LES CAPETIENS
PHILIPPE IV LE BEL ET LES PERSONNALITES
Isabelle de France

 

L'AUBE D'UN MARIAGE MALHEUREUX

Le 21 janvier 1308, à Boulogne sur Mer, Isabelle de France, la fille de Philippe le Bel, épouse le roi Edouard II d'Angleterre, comme l'a prévu le traité de paix franco-anglais signé en juin 1299, à Montreuil sur Mer. Nul ne sait encore que de cette union naîtra le futur Edouard III, qui sera à l'origine de la Guerre de Cent Ans.

Isabelle de France est dans sa douzième année. De tous les enfants de Philippe le Bel, elle est celle qui ressemble le plus à son père, qui a hérité de sa beauté froide et altière, de son âme inflexible, de son orgueil. Seule survivante des filles nées de son mariage avec la reine Jeanne de Navarre (Marguerite et Blanche sont mortes en bas âge), elle est aussi l'enfant préféré du Capétien. Le prénom qu'elle porte lui est cher : c'est celui de sa propre grand-mère, Isabelle d'Aragon, première femme du roi Philippe III le Hardi.

Quand le roi Edouard II d'Angleterre et sa suite débarquent à Boulogne sur Mer, le 20 janvier, ils sont accueillis avec courtoisie, et conduits au palais des comtes de Boulogne, lieu de leur séjour. Peu après, l'Anglais s'agenouille devant Philippe le Bel, son suzerain pour le duché de Guyenne, et lui prête hommage sans aucune restriction.
Les noces sont célébrées, le lendemain, à Notre Dame de Boulogne. Rarement mariage fut aussi fastueux. Du côté français, la présence de maintes personnalités souligne l'immense influence de la monarchie capétienne en Occident : trois rois (ceux de France, de Navarre et de Sicile), les comtes de Valois et d'Evreux, de Poitiers et de La Marche, tous quatre princes des lys, leurs cousins les ducs de Bourgogne et de Bretagne, les comtes de Clermont, de Dreux, d'Auxerre, d'Eu, de Nevers, de Flandre et de Saint Pol, le duc de Brabant, les comtes de Hainaut, de Luxembourg et de Savoie, seigneurs et gens du peuple se pressent en si grand nombre que le comte de Soissons périt étouffé dans la foule!
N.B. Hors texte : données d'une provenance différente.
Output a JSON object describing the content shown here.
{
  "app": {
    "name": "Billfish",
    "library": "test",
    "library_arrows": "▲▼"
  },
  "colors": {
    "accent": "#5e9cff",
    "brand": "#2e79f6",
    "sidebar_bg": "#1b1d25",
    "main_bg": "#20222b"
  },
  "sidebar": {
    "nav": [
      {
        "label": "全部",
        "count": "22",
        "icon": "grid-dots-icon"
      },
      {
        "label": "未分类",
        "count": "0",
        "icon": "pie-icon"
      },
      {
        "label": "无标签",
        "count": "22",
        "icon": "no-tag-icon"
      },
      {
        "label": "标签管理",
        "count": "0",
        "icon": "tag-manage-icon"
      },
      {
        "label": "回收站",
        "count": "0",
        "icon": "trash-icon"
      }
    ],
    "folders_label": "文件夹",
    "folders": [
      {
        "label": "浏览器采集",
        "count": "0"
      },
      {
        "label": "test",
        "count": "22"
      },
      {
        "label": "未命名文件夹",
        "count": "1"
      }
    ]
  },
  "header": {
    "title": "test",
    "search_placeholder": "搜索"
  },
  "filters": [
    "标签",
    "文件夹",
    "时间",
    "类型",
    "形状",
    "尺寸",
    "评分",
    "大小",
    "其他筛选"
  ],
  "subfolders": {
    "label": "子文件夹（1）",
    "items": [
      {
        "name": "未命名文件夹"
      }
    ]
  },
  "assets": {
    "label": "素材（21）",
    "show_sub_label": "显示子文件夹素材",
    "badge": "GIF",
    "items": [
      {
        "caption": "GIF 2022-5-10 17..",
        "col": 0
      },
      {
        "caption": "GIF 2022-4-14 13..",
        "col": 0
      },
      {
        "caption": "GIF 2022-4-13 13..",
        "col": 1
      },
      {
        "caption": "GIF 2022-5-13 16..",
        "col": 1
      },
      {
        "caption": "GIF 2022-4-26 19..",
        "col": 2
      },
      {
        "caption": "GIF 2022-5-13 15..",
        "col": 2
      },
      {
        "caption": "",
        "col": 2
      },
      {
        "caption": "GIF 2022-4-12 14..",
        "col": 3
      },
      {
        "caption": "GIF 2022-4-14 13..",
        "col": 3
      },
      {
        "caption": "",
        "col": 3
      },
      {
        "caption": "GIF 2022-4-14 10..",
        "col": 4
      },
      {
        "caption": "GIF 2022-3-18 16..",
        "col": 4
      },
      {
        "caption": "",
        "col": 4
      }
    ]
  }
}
Toutefois, cette mort ne semble guère endeuiller ni les noces ni les six jours suivants, réservés aux tournois, aux bals et aux banquets.
Rien n'est trop beau pour Philippe le Bel : sa parure est somptueuse, comme l'est celle des siens, qu'il pourvoit généreusement. Pour l'occasion, le roi a offert à sa fille des couronnes et des parures magnifiques, des bijoux et des vêtements de prix, de la vaisselle précieuse, des vases sacrés pour sa chapelle. Les tables des cérémonies sont garnies des nappes les plus fines, des mets les plus délicats, des vins les plus fins. Mais Sa Majesté est toujours cruellement à court d'argent! Si bien qu'elle a requis l'aide féodale, un impôt spécial qui a été levé avec bien des difficultés et a suscité bien des protestations.
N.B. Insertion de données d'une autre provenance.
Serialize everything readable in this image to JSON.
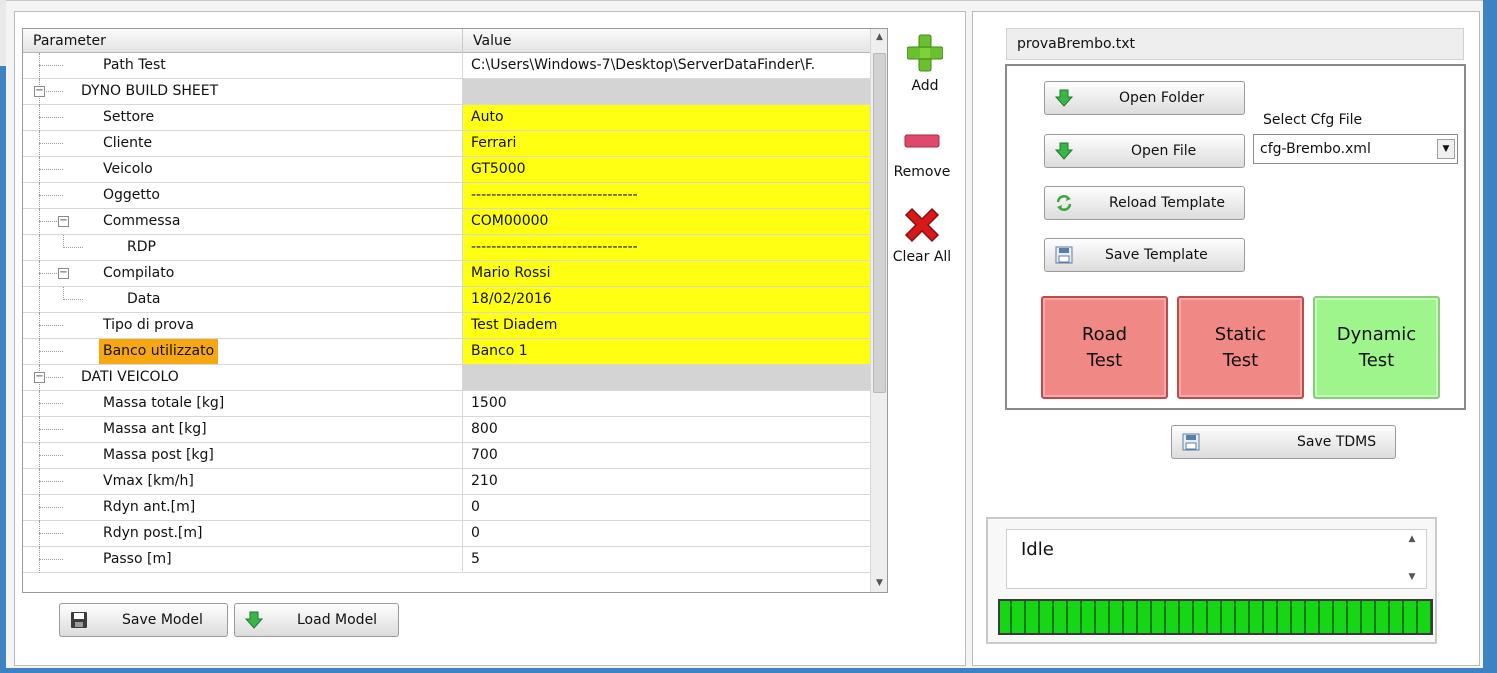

Lors de ces fêtes, Philippe le Bel peut observer qu'Edouard II n'a que l'apparence d'un roi. C'est un beau jeune homme de vingt trois ans, grand, blond, bien bâti, de visage agréable. Mais ses traits sont mous et il n'a rien de l'allure de son père, feu Edouard 1er, le "Justinien britannique". Isabelle sera-t-elle heureuse avec lui? Le Capétien peut en douter; d'autant qu'il remarque l'intimité que son gendre s'affiche, à Boulogne même, avec son favori retrouvé, Pierre Gaveston, gentilhomme de Guyenne, sans fortune, qu'il a fait comte de Cornouailles. Il ne sait pas encore que l'Anglais négligera son épouse (meme quand elle sera devenue une très belle femme) et ira jusqu'à la dépouiller de ses bijoux pour en parer son favori.
Le couple quitte Boulogne en compagnie de Charles de Valois, qui est chargé de représenter Philippe le Bel, son frère, lors des cérémonies qui doivent se dérouler en Angleterre, où les voyageurs débarquent le 7 février. Le 25 février, à Londres, Edouard II et son épouse sont couronnés. Au cours de la procession, Gaveston marche juste devant le roi et porte sa couronne. C'est également lui qui remet au souverain l'épée de Saint Edouard (privilège auquel ne peut normalement pas prétendre un simple comte de Cornouailles), qui fixe l'éperon sur son pied gauche, ce qui le place juste derrière le frère du roi de France qui fait la même chose pour le pied droit. En voulant signifier si ostensiblement son attachement à son favori, Edouard II laisse l'assistance particulièrement choquée et, dès ses débuts, fragilise son règne.